Categories > Celebrities > Fall Out Boy > I'll scream your name until my lungs bleed

Nobody puts baby in a corner

by thnks4thmmrs03 4 reviews

Category: Fall Out Boy - Rating: PG-13 - Genres: Drama - Published: 2007-12-17 - Updated: 2007-12-17 - 1161 words

0Unrated
I went to my room and changed into a pair of shorts but kept the same tank top on. Took off my jewellery and put my hair up in a pony tail. I walked into the bathroom and washed off what little make up I had on. I dried off my face and turned around to walk out but instead was stopped by Pete.

“Do you need something?” I stopped and asked. Instead of him answering, he kissed me…hard. He turned me around and pushed me up against the bathroom door. He licked the bottom of my lip, his tongue asking me for entrance. I let him in and we stayed like that for a few seconds longer before he stopped. He still had a hold my face and looked straight into my eyes. What he said next blew me away.

“I love you Katie. I’ve loved you from day one. I always noticed you at your father’s office but I never had to guts to say anything to you. Then when we became so close, I didn’t know whether I should say anything about my feelings for you in fear that you didn’t feel the same way for me. So the only way I thought I’d be able to do that was to kiss you beside the pool. Katie, that kiss knocked me off my feet. You’re amazing to me and you mean everything to me. I’ve been miserable the past month not talking to you. Again the reason why I didn’t sleep with you that night at your moms is because I wanted you to know how I felt first and I didn’t want our first time to be at your moms house wondering whether we were going to get caught or not. I may not know much but what I do know is how I feel for you and I’ve never felt this way for anyone before. I love you.”

I looked at him and didn’t say a word. These are the words I’ve been longing to hear since the day I met him. He kept starring at me waiting for a response, but did I give him one? No. I walked away from him and walked straight into my bedroom and shut the door. I was so confused. Was this part of his game? Did he really mean what he said?

‘God. I can’t even think straight.’ I thought to myself.

I didn’t come back out, I didn’t feel like talking to him. I needed to think about what he just had said. I didn’t know what to do. I sat in my room looking out my window that overlooked the hills and just sat there and thought about everything. I mean why should I give in right away when I have tried 2 other times. I just can’t jump at that chance as soon as he says something, as much as I wanted to. I realized that this could have jeopardized my chances with him but at this point, I was willing to risk it. I had been sitting there for a little over a half an hour and that’s when I heard the front door close and his Tahoe leave. I put my head down in defeat.

‘I hope he’s ok. He just needs to realize that he can’t expect me to give in right away.’ I thought as I decided to lay down and go to bed.

Pete’s POV

I walked down the hallway and noticed Katie washing up after her date. I had to tell her how I feel. These feelings have been building inside me for months now and it absolutely killed to see her go off with some other dude tonight. I approached the bathroom door and took a deep breath. I stood in the doorway until she noticed me.

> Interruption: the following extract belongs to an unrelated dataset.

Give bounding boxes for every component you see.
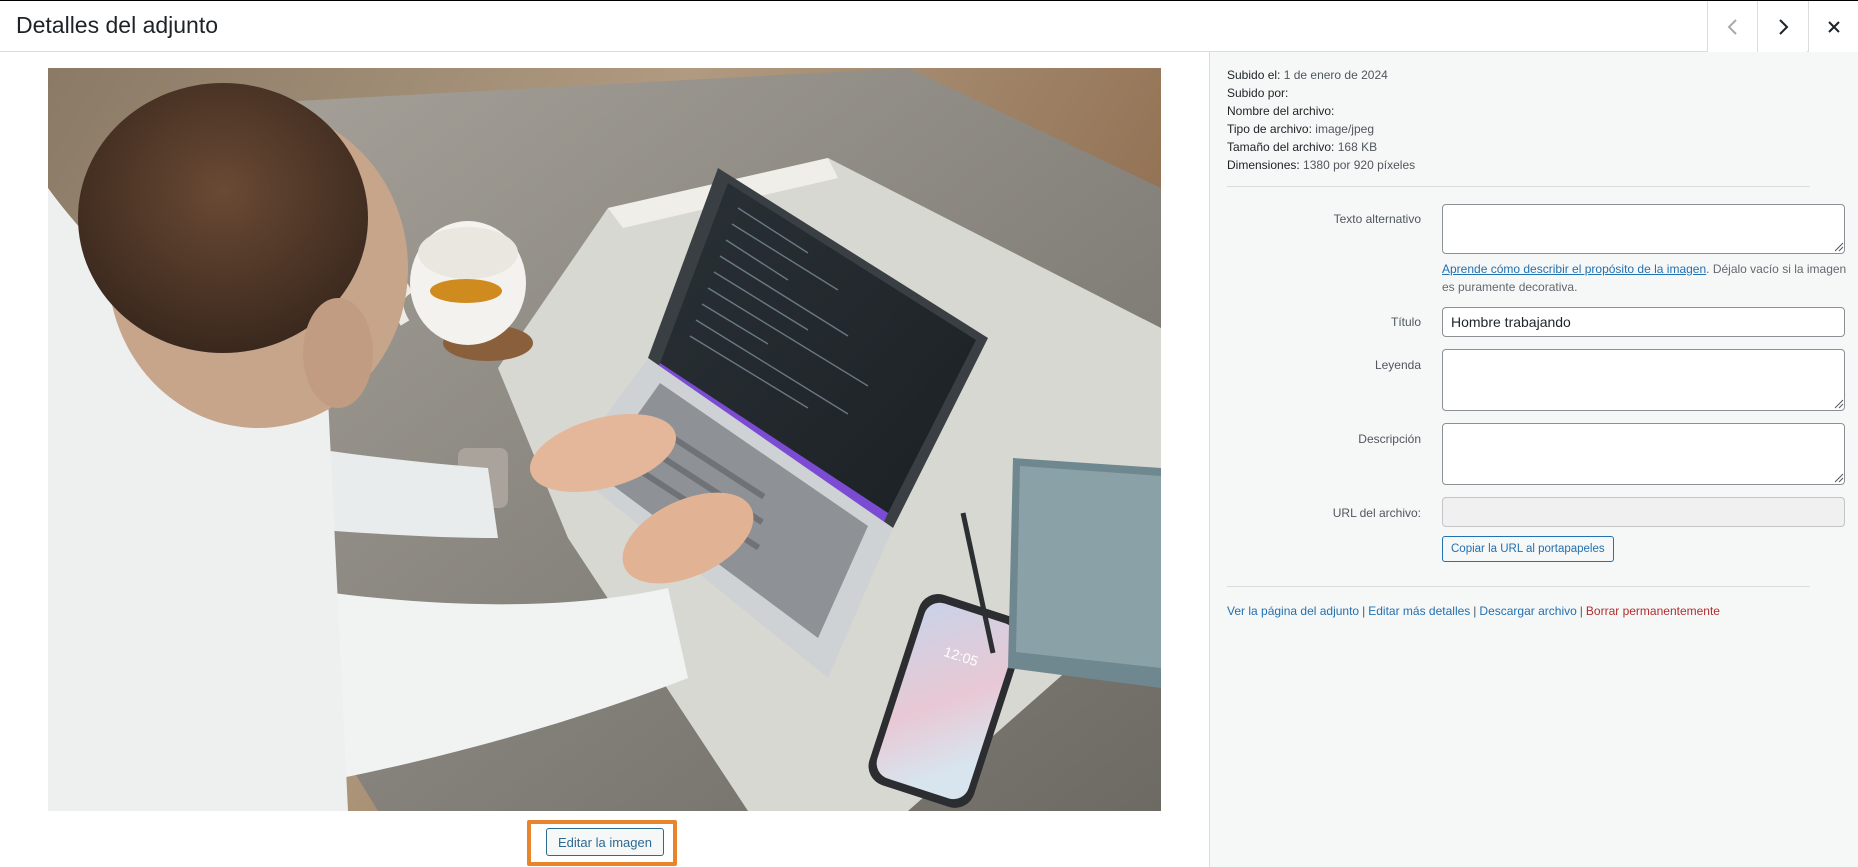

“Do you need something?” She asked. I couldn’t answer. Something just came over me and it didn’t involve words. I just did the first thing that came to my mind. I pushed her against the bathroom door and kissed her with more emotion and more passion than I had ever kissed her before. And thankfully she kissed back with just as much force as I had. I cupped her face in my hands and held on as long as I could.

‘It’s now or never…’ I said to myself as our kiss parted. I took one last breath and looked straight in her eyes, her face still in my hands and told her every single thing that would spill out of my mouth at that moment.

“I love you Katie. I’ve loved you from day one. I always noticed you at your father’s office but I never had to guts to say anything to you. Then when we became so close, I didn’t know whether I should say anything about my feelings for you in fear that you didn’t feel the same way for me. So the only way I thought I’d be able to do that was to kiss you beside the pool. Katie, that kiss knocked me off my feet. You’re amazing to me and you mean everything to me. I’ve been miserable the past month not talking to you. Again the reason why I didn’t sleep with you that night at your parents is because I wanted you to know how I felt first and I didn’t want our first time to be at your parents house wondering whether we were going to get caught or not. I may not know much but what I do know is how I feel for you and I’ve never felt this way for anyone before. I love you.”

I did it, I finally did it. I rambled it all but at least I got it out. I kept looking at her for some type of response. Some type of change in her face or eyes or anything. But nothing came. She looked at me and walked straight past me to her room without saying a word. She went into her room and shut the door behind her leaving me there like an idiot. I was mentally punching myself for actually giving in finally.

I walked out into the living room and sat there waiting for her to come out and respond to what I had said to her. I waited for about a half an hour and I hadn’t even heard the slightest stir in her room. I was hurt. My chest felt like it was collapsing in and I couldn’t breathe. I had to get out. I walked into the kitchen and grabbed my keys off the counter and walked out the door and got in my Tahoe and left without saying a word.